TEMPO.CO, Jakarta - Kekecewaan investor terhadap pernyataan Gubernur Bank Sentral Amerika Serikat (The Fed), Ben Bernanke, yang tidak memberikan sinyal program stimulus lanjutan membangkitkan kembali supremasi dolar terhadap mata uang utama dunia. Imbasnya, dolar AS juga kembali terapresiasi terhadap mata uang Asia, termasuk rupiah.
Nilai tukar rupiah di pasar uang hari ini, Kamis, 1 Maret 2012, ditutup melemah 79 poin (0,88 persen) menjadi 9.101 per dolar AS.

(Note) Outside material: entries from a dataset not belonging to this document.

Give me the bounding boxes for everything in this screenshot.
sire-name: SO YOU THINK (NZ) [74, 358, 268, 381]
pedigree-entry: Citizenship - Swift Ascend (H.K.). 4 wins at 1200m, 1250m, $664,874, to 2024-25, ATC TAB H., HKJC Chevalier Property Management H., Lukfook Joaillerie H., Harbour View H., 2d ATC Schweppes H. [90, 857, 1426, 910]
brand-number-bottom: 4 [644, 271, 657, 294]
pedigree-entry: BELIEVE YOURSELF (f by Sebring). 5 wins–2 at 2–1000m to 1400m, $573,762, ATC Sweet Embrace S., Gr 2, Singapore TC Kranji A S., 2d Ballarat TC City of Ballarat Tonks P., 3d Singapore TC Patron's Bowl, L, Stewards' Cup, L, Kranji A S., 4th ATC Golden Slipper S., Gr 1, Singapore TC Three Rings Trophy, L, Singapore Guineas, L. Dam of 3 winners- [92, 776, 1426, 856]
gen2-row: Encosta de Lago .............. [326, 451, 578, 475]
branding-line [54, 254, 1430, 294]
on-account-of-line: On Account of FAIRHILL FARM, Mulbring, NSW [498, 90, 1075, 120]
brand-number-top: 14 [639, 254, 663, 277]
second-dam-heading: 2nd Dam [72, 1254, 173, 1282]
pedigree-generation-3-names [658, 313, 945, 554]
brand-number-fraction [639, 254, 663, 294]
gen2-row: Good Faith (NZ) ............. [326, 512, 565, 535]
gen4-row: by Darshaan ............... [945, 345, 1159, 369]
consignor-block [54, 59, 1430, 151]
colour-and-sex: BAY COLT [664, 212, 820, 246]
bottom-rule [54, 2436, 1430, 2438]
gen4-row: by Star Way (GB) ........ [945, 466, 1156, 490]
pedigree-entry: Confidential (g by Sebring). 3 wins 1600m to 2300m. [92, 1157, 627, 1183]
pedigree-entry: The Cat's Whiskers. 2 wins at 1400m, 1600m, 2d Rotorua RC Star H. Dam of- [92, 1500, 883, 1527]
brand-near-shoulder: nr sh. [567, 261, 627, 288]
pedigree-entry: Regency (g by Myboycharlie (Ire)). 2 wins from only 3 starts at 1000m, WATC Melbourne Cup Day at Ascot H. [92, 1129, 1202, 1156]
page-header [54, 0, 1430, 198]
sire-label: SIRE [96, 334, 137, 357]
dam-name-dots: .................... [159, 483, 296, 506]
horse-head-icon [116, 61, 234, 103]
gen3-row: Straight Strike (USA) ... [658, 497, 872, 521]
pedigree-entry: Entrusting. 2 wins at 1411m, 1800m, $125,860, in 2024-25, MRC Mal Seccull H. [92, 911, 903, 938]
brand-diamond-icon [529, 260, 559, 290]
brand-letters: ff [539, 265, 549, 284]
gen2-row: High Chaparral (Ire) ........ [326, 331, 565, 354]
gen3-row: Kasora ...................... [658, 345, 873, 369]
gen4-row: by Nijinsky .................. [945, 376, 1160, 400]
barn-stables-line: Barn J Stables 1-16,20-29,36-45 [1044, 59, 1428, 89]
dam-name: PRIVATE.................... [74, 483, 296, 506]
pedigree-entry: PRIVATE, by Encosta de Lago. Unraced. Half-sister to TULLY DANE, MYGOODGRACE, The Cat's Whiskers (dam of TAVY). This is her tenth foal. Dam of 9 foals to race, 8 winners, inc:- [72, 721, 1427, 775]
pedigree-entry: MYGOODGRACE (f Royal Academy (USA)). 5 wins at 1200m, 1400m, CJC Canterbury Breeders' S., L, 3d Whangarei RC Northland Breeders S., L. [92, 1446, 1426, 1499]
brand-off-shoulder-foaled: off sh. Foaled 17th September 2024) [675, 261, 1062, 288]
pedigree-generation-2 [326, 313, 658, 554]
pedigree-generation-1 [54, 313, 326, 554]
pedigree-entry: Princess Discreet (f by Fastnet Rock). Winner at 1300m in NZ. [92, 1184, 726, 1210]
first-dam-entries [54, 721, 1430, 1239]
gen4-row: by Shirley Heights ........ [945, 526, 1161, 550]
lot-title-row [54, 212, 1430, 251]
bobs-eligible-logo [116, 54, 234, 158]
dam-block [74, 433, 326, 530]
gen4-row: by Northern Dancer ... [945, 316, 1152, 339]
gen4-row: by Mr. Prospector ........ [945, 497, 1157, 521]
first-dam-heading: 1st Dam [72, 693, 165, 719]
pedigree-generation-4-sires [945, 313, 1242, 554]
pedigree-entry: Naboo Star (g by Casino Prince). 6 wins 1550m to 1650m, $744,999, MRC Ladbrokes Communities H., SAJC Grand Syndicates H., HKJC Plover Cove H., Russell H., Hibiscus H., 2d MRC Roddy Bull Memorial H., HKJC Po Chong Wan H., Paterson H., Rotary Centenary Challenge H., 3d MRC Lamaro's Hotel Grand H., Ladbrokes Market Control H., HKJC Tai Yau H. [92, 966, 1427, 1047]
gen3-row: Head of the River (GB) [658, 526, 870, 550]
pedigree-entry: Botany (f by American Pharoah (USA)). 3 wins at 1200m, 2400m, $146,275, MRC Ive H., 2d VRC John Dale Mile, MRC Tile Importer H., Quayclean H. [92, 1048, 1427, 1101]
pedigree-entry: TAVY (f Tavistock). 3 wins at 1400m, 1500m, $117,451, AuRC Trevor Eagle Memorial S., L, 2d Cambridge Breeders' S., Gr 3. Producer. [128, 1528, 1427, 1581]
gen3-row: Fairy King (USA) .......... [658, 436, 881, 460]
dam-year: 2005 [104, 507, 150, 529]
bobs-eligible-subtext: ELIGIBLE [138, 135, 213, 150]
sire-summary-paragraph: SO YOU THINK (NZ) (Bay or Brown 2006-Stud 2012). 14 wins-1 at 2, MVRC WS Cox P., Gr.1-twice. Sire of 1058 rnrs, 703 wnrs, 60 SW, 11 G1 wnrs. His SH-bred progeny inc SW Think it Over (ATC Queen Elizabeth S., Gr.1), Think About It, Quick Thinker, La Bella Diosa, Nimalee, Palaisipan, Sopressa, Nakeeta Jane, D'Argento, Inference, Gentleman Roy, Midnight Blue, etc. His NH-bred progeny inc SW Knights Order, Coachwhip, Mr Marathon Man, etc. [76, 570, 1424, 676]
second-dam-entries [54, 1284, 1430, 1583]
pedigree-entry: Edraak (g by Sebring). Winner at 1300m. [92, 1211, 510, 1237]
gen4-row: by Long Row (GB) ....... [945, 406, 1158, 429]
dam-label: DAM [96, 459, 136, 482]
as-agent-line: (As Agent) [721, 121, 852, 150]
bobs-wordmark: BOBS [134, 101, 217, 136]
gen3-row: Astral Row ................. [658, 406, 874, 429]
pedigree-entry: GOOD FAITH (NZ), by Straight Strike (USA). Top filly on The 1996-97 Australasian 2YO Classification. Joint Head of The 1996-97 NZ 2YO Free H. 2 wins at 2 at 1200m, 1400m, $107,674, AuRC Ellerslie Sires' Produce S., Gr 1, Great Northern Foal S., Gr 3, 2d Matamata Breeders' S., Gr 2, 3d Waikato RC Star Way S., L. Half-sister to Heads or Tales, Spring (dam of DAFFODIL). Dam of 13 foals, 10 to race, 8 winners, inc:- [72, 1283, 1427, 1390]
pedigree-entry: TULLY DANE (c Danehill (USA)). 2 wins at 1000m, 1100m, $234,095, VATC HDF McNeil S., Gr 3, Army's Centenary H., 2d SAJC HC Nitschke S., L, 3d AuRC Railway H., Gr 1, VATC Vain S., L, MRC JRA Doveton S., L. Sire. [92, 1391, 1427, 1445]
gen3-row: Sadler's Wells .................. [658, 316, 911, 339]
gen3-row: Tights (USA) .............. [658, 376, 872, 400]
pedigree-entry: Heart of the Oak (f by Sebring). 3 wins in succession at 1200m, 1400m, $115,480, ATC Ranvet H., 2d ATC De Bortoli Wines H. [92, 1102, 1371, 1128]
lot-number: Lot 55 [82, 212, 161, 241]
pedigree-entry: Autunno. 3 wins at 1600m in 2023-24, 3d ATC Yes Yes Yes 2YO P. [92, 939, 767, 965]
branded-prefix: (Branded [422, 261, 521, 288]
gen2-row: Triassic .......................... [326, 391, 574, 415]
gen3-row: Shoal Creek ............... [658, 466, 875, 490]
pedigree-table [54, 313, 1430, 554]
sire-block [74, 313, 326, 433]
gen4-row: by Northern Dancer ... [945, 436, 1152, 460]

Pengamat pasar uang dari PT Pacific 2000, Abidan Saragih, mengungkapkan belum adanya indikasi kebijakan moneter pelonggaran kuantitatif (QE) dari bank sentral ditanggapi negatif oleh pasar. Alhasil para investor kembali memilih memegang dolar AS yang dianggap lebih aman saat ada ketidakpastian.
Dalam pernyataannya The Fed mengatakan, meski mengalami pertumbuhan, jalannya sangat moderat karena terimbas krisis Eropa. “Namun bank sentral belum mau mengucurkan program stimulus guna mendukung pertumbuhan. Ini yang direspons negatif oleh para investor,” kata Abidan.
Suku bunga yang masih dipertahankan di level terendahnya sebesar 0,25 persen serta membaiknya data ekonomi mungkin menjadi alasan The Fed belum mengeluarkan kebijakan stimulus. Sebab, masih menurut Abidan, dengan tumbuhnya perekonomian, meskipun moderat, di tengah rendahnya suku bunga akan memicu inflasi. Jadi kebijakan pelonggaran likuiditas akan sia-sia.
Indeks dolar AS terhadap enam mata uang rival utamanya kemarin menguat 0,494 poin (0,63 persen) ke level 78,794. Sedangkan sore ini hingga pukul 17.23 WIB terkoreksi tipis 0,049 poin (0,06 persen) ke 78,745.
Terapresiasinya dolar AS membuat tekanan terhadap rupiah juga meningkat. Maka, rupiah kembali melemah dan berada di atas level 9.100 per dolar AS.